Mechanisms of Premature Ventricular Complexes Caused by QT Prolongation

QT prolongation, due to lengthening of the action potential duration in the ventricles, is a major risk factor of lethal ventricular arrhythmias. A widely known consequence of QT prolongation is the genesis of early afterdepolarizations (EADs), which are associated with arrhythmias through the generation of premature ventricular complexes (PVCs). However, the vast majority of the EADs observed experimentally in isolated ventricular myocytes are phase-2 EADs, and whether phase-2 EADs are mechanistically linked to PVCs in cardiac tissue remains an unanswered question.
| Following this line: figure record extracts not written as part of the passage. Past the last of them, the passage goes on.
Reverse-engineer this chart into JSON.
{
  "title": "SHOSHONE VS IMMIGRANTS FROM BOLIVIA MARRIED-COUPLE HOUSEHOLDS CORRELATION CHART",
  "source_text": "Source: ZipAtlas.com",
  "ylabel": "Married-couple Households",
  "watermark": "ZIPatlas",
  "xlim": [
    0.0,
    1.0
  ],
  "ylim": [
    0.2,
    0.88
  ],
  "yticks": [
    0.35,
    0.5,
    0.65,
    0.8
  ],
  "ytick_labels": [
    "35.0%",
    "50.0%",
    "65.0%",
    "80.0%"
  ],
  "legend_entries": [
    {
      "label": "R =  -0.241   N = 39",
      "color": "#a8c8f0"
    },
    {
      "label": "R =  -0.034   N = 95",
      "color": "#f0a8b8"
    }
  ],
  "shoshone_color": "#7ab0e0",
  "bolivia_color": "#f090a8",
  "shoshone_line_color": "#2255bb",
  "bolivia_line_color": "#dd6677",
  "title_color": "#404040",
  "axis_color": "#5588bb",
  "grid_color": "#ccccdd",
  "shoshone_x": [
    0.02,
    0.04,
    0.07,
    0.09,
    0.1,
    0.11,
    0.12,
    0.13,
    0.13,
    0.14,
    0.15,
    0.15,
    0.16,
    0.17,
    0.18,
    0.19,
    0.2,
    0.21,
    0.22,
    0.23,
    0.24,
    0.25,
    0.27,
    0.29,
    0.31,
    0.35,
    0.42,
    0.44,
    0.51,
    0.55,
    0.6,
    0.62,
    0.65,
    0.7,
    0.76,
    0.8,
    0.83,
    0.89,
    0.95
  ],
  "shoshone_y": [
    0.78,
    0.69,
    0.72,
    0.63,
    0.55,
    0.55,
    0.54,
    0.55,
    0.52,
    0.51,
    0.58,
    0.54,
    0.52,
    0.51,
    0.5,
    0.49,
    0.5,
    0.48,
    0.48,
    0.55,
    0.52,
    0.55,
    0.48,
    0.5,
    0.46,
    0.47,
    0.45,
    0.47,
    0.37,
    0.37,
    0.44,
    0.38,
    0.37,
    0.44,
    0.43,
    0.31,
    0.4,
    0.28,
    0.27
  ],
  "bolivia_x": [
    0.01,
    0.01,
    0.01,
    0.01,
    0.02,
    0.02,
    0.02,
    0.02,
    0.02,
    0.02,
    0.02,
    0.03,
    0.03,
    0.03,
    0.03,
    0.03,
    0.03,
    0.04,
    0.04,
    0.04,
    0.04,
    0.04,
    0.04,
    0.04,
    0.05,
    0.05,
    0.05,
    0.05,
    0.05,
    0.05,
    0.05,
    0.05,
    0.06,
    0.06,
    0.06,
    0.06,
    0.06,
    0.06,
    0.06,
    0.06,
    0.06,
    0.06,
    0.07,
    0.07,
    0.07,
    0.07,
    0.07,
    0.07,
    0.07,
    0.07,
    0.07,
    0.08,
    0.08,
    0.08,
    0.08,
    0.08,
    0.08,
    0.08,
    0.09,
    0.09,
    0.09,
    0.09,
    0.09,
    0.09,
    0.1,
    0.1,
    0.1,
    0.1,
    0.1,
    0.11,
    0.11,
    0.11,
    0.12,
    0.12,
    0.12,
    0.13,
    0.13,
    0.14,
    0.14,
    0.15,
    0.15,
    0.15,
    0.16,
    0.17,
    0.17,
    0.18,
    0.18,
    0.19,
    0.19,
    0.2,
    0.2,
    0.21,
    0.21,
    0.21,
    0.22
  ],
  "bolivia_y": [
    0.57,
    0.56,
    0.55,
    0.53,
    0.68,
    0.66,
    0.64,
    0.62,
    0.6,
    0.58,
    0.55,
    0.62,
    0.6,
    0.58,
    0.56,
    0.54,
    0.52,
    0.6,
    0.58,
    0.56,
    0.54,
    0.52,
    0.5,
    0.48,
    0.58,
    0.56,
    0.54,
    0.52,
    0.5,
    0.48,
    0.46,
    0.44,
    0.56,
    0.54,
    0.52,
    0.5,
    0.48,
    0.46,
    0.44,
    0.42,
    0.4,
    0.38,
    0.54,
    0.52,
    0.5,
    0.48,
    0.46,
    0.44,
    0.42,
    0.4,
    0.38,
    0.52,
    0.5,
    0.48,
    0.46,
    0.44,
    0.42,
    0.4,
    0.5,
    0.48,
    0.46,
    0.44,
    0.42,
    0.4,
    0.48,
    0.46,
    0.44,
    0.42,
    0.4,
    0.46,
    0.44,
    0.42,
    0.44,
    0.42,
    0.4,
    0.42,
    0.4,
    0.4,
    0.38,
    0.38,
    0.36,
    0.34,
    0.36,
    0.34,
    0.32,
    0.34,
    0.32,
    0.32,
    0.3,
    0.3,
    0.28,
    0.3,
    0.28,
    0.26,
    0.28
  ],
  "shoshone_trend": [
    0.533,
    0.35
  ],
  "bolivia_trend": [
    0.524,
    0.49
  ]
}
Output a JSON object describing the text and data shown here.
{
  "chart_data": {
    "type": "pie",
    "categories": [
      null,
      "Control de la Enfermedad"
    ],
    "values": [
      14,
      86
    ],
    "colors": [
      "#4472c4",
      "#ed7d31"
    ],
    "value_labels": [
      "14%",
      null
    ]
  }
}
In this study, we investigate the genesis of PVCs using computer simulations with eight different ventricular action potential models of various species. Based on our results, we classify PVCs as arising from two distinct mechanisms: repolarization gradient (RG)-induced PVCs and phase-2 EAD-induced PVCs. The RG-induced PVCs are promoted by increasing RG and L-type calcium current and are insensitive to gap junction coupling. EADs are not required for this PVC mechanism. In a paced beat, a single or multiple PVCs can occur depending on the properties of the RG. In contrast, phase-2 EAD-induced PVCs occur only when the RG is small and are suppressed by increasing RG and more sensitive to gap junction coupling. Unlike with RG-induced PVCs, in each paced beat, only a single EAD-induced PVC can occur no matter how many EADs in an action potential. In the wide parameter ranges we explore, RG-induced PVCs can be observed in all models, but the EAD-induced PVCs can only be observed in five of the eight models. The links between these two distinct PVC mechanisms and arrhythmogenesis in animal experiments and clinical settings are discussed.